Portraits : ma mère et moi

13/09/2020

Nous portons toutes deux un visage un peu lourd sur le bas, des yeux qui se cachent dans la peau, une coiffure qui exprime ses remous et fait part de ses hésitations. Mais ton teint est à la crème de jour et le mien au jour tout simplement. Un visage d’autoroute sépare le mien du tien, un visage qui s’étire des sommets béton-cadré jusqu’aux pistes, aux chevreuils, aux sangliers. Oui j’abruti ma peau quand tu lisses la tienne. Nos salles de bain ne sont pas deux mêmes, j’y soigne mes griffures et mes ongles teintés de prune quand toi tu les limes et songe à leur courbure. J’ensauvage, tu disciplines. Je bruisse mon visage d’un vent qui étire sa gamme du tilleul au saule, tu abreuves le tien d’un fourbi que je n’arrive pas à démêler: ding, vroum, clac,dring, bla, tap, pschit, cloc.

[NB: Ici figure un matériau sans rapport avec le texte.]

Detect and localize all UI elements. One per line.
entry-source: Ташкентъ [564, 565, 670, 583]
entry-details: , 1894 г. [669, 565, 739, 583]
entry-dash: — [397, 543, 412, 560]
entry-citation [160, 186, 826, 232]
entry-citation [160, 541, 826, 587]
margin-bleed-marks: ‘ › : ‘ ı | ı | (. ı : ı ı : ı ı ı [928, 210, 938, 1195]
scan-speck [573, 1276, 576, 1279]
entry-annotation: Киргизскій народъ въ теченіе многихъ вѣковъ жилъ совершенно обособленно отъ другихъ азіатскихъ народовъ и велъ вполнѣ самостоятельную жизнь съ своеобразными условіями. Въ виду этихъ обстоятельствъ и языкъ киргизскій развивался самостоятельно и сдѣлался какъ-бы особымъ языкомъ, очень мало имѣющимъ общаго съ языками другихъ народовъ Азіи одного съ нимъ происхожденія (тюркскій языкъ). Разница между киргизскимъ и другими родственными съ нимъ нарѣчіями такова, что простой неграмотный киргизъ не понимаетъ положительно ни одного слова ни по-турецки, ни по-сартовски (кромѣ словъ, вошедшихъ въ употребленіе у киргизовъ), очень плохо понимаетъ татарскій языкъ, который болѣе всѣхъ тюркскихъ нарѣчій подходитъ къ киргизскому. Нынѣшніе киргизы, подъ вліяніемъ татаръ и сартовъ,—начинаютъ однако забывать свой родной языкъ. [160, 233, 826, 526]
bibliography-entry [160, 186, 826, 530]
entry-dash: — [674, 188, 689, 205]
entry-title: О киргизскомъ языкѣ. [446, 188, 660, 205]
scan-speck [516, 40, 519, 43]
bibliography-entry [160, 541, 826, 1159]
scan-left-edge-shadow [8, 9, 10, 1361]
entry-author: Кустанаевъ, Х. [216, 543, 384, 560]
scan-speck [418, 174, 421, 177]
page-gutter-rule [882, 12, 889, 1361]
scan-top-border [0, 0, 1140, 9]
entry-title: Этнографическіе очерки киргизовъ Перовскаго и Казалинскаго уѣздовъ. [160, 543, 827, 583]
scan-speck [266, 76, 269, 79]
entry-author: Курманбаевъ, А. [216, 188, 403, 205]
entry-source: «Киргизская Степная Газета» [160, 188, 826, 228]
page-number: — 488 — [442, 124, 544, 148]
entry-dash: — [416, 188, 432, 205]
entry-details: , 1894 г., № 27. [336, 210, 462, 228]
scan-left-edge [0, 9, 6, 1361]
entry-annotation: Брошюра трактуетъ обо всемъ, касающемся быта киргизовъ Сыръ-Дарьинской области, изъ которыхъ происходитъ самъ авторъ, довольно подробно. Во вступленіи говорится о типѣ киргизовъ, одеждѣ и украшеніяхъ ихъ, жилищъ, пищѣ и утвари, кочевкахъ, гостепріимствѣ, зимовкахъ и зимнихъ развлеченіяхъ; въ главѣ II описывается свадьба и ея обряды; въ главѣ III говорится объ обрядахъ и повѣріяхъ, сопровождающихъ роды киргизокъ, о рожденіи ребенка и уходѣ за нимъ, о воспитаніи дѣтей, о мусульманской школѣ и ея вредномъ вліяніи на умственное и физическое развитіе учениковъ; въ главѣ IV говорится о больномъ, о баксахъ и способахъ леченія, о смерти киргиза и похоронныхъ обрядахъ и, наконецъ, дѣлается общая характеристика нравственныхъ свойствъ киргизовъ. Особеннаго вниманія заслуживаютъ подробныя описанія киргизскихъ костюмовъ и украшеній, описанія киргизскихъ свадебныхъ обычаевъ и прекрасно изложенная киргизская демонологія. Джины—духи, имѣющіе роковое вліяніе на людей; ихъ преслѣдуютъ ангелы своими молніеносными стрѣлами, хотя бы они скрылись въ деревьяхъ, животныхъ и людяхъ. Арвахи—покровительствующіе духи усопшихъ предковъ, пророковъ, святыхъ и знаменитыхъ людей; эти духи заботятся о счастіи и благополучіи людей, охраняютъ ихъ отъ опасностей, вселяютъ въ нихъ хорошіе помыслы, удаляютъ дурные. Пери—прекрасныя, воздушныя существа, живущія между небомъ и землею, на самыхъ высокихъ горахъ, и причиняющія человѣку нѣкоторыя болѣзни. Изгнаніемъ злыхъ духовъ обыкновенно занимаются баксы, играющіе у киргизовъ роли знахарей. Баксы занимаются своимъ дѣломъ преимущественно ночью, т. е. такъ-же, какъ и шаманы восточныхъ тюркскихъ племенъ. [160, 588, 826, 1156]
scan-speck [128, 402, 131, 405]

Nos narines non plus ne se ressemblent pas. Quand j’élève le haut de mon crâne vers le ciel, c’est vers le sillon de mes pas que mon nez s’affaire. Mes narines conversent avec la cité du sol pendant que je perds mes pensées et les retrouve heureuses et enrichies de leur vagabondage. Tes idées préfèrent les étages et le fil de ta pensée a les traits d’un ascenseur. Ainsi la verticalité est de mise, pour ne pas chambouler d’équilibre, les narines un peu relevées, ton nez perce l’air de la rue.
Nos joues sont des marées de lumière, elles parlent en couleur, expirent et sombrent plusieurs fois par jour. Mais les miennes sont capables de crever dans des métros sous terre, quant aux tiennent, c’est l’éloignement des magasins qui les indisposent et les fait taire.
Pour se retrouver on aurait pu construire au fond des yeux de chacune, un jardin, de ces lieux germant et discipliné à la fois; tu y aurais mis de ta rigueur et moi de mon entrain.